Tata lapangan dan formasi barisan
Sebuah panggung kecil berwarna hijau dan stand mic terletak persis di bagian tegah dan depan barisan itu. Ada juga sebuah wadah dan obor yang berdiri tegak persis di depan menghadap panggung kecil itu. Rupanya tempat itu adalah perapian api unggun. Mereka yang sering menonton pembukan Olimpiade tentu tidak asing dengan benda itu. Bayangkan saja benda itu adalah penyederhanaan api abadi dalam seremoni Olimpiade.[1]
Jarum jam menunjuk pukul 16:00 WIB. Benar saja dugaan tadi; ini mirip upacara bendera. Fr. Yohan yang kali ini menjadi moderator memberi instruksi. Semua barisan disiapkan. Fr. Rian menghentak langkahnya di sudut kiri lapangan, lalu berjalan semi tegak menuju tengah lapangan. Kalau tidak salah, sekilas senyum-tawa melintas di parasnya. Rupanya ia agak lucu dengan perannya sebagai pemimpin seremoni pembuka itu.
Pembina yang bersepeda
Yang tak kalah lucu adalah penampilan Rm. Y. Ferdinandus Mello, CMF yang mengambil peran sebagai pembina upacara sore itu. Ketika instruksi “…. Pembina upacara memasuki lapangan upacara,” Rm. Ferdy, demikian sapaan beliau, memasuki lapangan dengan mengayuh bersepeda. Semua barisan yang menyaksikan adegan itu terjerumus dalam dilema: antara pilihan tertawa dan serius. Mungkin karena baru kali ini ada seorang pembina memasuki lapangan upacara dengan bersepeda.

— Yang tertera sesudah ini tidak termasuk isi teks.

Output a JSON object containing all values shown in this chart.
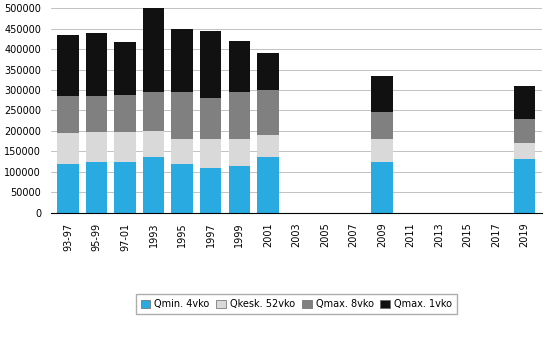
{
  "categories": [
    "93-97",
    "95-99",
    "97-01",
    "1993",
    "1995",
    "1997",
    "1999",
    "2001",
    "2003",
    "2005",
    "2007",
    "2009",
    "2011",
    "2013",
    "2015",
    "2017",
    "2019"
  ],
  "qmin4vko": [
    120000,
    125000,
    125000,
    135000,
    120000,
    110000,
    115000,
    135000,
    0,
    0,
    0,
    125000,
    0,
    0,
    0,
    0,
    130000
  ],
  "qkesk52vko": [
    75000,
    72000,
    73000,
    65000,
    60000,
    70000,
    65000,
    55000,
    0,
    0,
    0,
    55000,
    0,
    0,
    0,
    0,
    40000
  ],
  "qmax8vko": [
    90000,
    88000,
    90000,
    95000,
    115000,
    100000,
    115000,
    110000,
    0,
    0,
    0,
    65000,
    0,
    0,
    0,
    0,
    60000
  ],
  "qmax1vko": [
    150000,
    155000,
    130000,
    210000,
    155000,
    165000,
    125000,
    90000,
    0,
    0,
    0,
    90000,
    0,
    0,
    0,
    0,
    80000
  ],
  "color_qmin": "#29ABE2",
  "color_qkesk": "#D9D9D9",
  "color_qmax8": "#808080",
  "color_qmax1": "#111111",
  "ylim": [
    0,
    500000
  ],
  "yticks": [
    0,
    50000,
    100000,
    150000,
    200000,
    250000,
    300000,
    350000,
    400000,
    450000,
    500000
  ],
  "legend_labels": [
    "Qmin. 4vko",
    "Qkesk. 52vko",
    "Qmax. 8vko",
    "Qmax. 1vko"
  ],
  "tick_labels_all": [
    "93-97",
    "95-99",
    "97-01",
    "1993",
    "1995",
    "1997",
    "1999",
    "2001",
    "2003",
    "2005",
    "2007",
    "2009",
    "2011",
    "2013",
    "2015",
    "2017",
    "2019"
  ]
}
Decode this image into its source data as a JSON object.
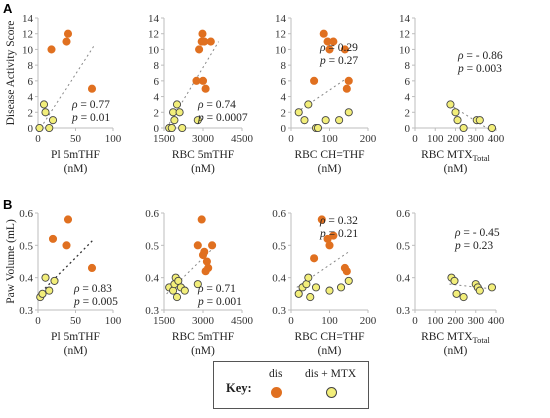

Pesan-pesan Yubileum 175 tahun
Keadaan kembali kondusif, ketika superior WSCY itu menyampaikan pesan-pesan terkait perayaan itu. Momen ulang tahun ke-175 tahun adalah momen untuk bersyukur atas rahmat Tuhan. Namun, sekaligus menjadi sebuah kesempatan untuk semakin mengenal dan mencintai Kongregasi kita. Dan perayaan Jubileum 175 tahun ini tidak hanya selesai di pembukaan ini, tetapi masih banyak dinamika yang akan diselenggarakan. Tagi-lagi tujuannya untuk mengenal-mencintai panggilan dan Kongregasi. Di samping itu, momen ini adalah momen yang spesial untuk memupuk semangat persaudaraan dan komunitas. Kira-kira demikian amanat beliau sore itu.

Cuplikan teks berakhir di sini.